Centrus is the only U.S.-based, publicly traded company licensed to produce both low-enriched uranium (LEU) for today’s reactors and high-assay LEU for next-generation designs.
The bank said that distinction positions the firm to tap growing demand for secure, non-Russian fuel supplies – a potential market it values at more than $15 billion over the next decade.
But JPMorgan cautioned that converting pilot output into full commercial production at Centrus’s Piketon, Ohio, site will require “multi-billion-dollar” investment and clearer commitments on potential government awards of up to $3.4 billion.
Until that funding picture firms, the stock’s risk-reward looks balanced, it said.
Shares have more than doubled in the past six months amid congressional moves to restrict Russian imports and expand nuclear-energy subsidies.
At roughly 34 times projected enterprise value to EBITDA – twice the one-year average – the valuation “reflects a period of ‘atomic’ outperformance,” the note said.

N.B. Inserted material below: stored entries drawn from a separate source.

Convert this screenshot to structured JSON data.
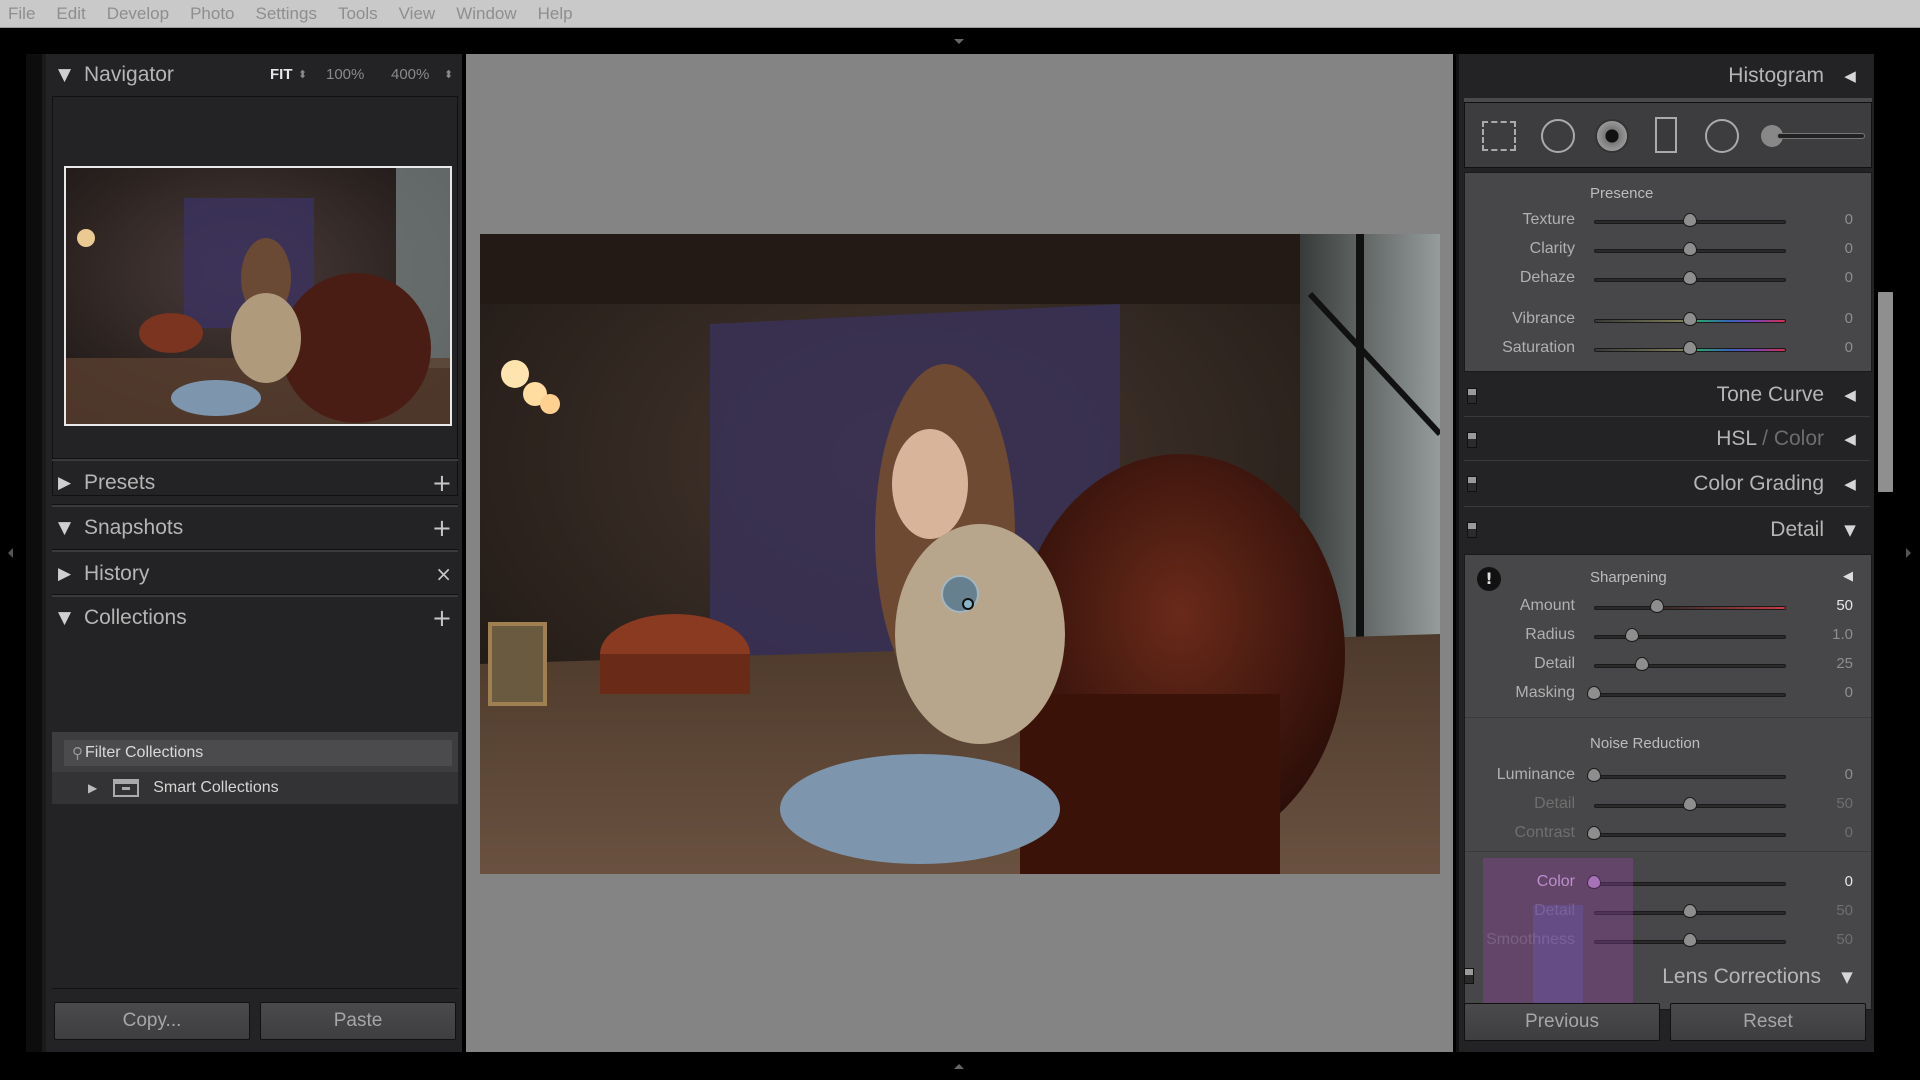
{
  "menu": [
    "File",
    "Edit",
    "Develop",
    "Photo",
    "Settings",
    "Tools",
    "View",
    "Window",
    "Help"
  ],
  "left_panel": {
    "navigator": {
      "title": "Navigator",
      "zoom_options": [
        "FIT",
        "100%",
        "400%"
      ],
      "selected_zoom": "FIT"
    },
    "presets": {
      "title": "Presets",
      "expanded": false,
      "action": "+"
    },
    "snapshots": {
      "title": "Snapshots",
      "expanded": true,
      "action": "+"
    },
    "history": {
      "title": "History",
      "expanded": false,
      "action": "×"
    },
    "collections": {
      "title": "Collections",
      "expanded": true,
      "action": "+",
      "filter_placeholder": "Filter Collections",
      "items": [
        {
          "label": "Smart Collections",
          "expanded": false
        }
      ]
    },
    "buttons": {
      "copy": "Copy...",
      "paste": "Paste"
    }
  },
  "right_panel": {
    "histogram": {
      "title": "Histogram"
    },
    "tools": [
      "crop-overlay",
      "spot-removal",
      "red-eye",
      "graduated-filter",
      "radial-filter",
      "adjustment-brush"
    ],
    "presence": {
      "title": "Presence",
      "sliders": [
        {
          "label": "Texture",
          "value": "0",
          "pos": 0.5
        },
        {
          "label": "Clarity",
          "value": "0",
          "pos": 0.5
        },
        {
          "label": "Dehaze",
          "value": "0",
          "pos": 0.5
        },
        {
          "label": "Vibrance",
          "value": "0",
          "pos": 0.5
        },
        {
          "label": "Saturation",
          "value": "0",
          "pos": 0.5
        }
      ]
    },
    "sections": [
      {
        "title": "Tone Curve",
        "collapsed": true
      },
      {
        "title_primary": "HSL",
        "title_sep": " / ",
        "title_secondary": "Color",
        "collapsed": true
      },
      {
        "title": "Color Grading",
        "collapsed": true
      },
      {
        "title": "Detail",
        "collapsed": false
      }
    ],
    "sharpening": {
      "title": "Sharpening",
      "sliders": [
        {
          "label": "Amount",
          "value": "50",
          "pos": 0.33
        },
        {
          "label": "Radius",
          "value": "1.0",
          "pos": 0.2
        },
        {
          "label": "Detail",
          "value": "25",
          "pos": 0.25
        },
        {
          "label": "Masking",
          "value": "0",
          "pos": 0.0
        }
      ]
    },
    "noise_reduction": {
      "title": "Noise Reduction",
      "sliders": [
        {
          "label": "Luminance",
          "value": "0",
          "pos": 0.0
        },
        {
          "label": "Detail",
          "value": "50",
          "pos": 0.5,
          "dim": true
        },
        {
          "label": "Contrast",
          "value": "0",
          "pos": 0.0,
          "dim": true
        },
        {
          "label": "Color",
          "value": "0",
          "pos": 0.0
        },
        {
          "label": "Detail",
          "value": "50",
          "pos": 0.5,
          "dim": true
        },
        {
          "label": "Smoothness",
          "value": "50",
          "pos": 0.5,
          "dim": true
        }
      ]
    },
    "lens_corrections": {
      "title": "Lens Corrections"
    },
    "buttons": {
      "previous": "Previous",
      "reset": "Reset"
    }
  }
}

Centrus’s trading arm has built a backlog that should strengthen the balance sheet, giving the company flexibility to pursue enrichment projects, JPMorgan added.
Still, it wants to see “de-risking of commercial-scale enrichment” before taking a more positive stance.
“We recommend waiting for a better entry point,” the analysts wrote, adding that while the company should trade at a premium because of its national-security role and limited substitutes, the shares may pause until financing and construction milestones come into view.